93result in the same deferral order, an election will complete normally. And by
94broadly sharing scores across the full set of monitors, monitors rapidly
95converge on the global newest state.
96
97This algorithm has one further important feature compared to the classic and
98disallowed handlers: it can ignore out-of-quorum peers. Normally, whenever
99a monitor B receives a Propose from an out-of-quorum peer C, B will itself trigger
100a new election to give C an opportunity to join. But because the
101highest-scoring monitor A may be netsplit from C, this is not desirable. So in
102the connectivity election algorithm, B only "forwards" Propose messages when B's
103scores indicate the cluster would choose a leader other than A.
104
105Connection Scoring
106==================
107We implement scoring within the ConnectionTracker class, which is
108driven by the Elector and provided to ElectionLogic as a resource. Elector
109is responsible for sending out MMonPing messages, and for reporting the
110results in to the ConnectionTracker as calls to report_[live|dead]_connection
111with the relevant peer and the time units the call counts for. (These time units
112are seconds in the monitor, but the ConnectionTracker is agnostic and our unit
113tests count simple time steps.)
114
115We configure a "half life" and each report updates the peer's current status
116(alive or dead) and its total score. The new score is current_score * (1 - units_alive / (2 * half_life)) + (units_alive / (2 * half_life)). (For a dead report, we of course
117subtract the new delta, rather than adding it).
118
119We can further encode and decode the ConnectionTracker for wire transmission,
120and receive_peer_report()s of a full ConnectionTracker (containing all
121known scores) or a ConnectionReport (representing a single peer's scores)
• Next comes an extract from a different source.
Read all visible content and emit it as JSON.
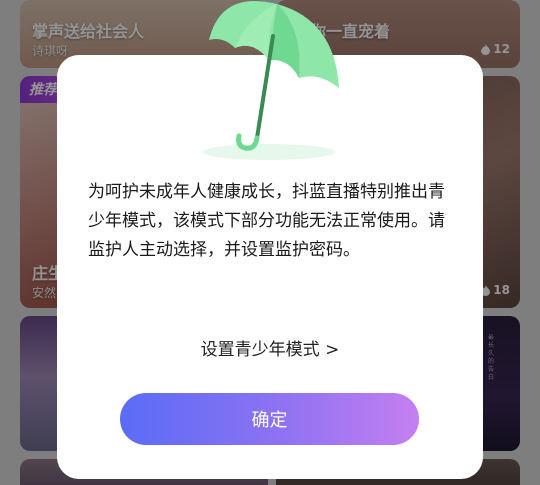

122to slurp up the scores from peers. These scores are of course all versioned so
123we are in no danger of accidentally going backwards in time.
124We can query an individual connection score (if the connection is down, it's 0)
125or the total score of a specific monitor, which is the connection score from all
126other monitors going in to that one.
127
128By default, we consider pings failed after 2 seconds (mon_elector_ping_timeout)
129and ping live connections every second (mon_elector_ping_divisor). The halflife
130is 12 hours (mon_con_tracker_score_halflife).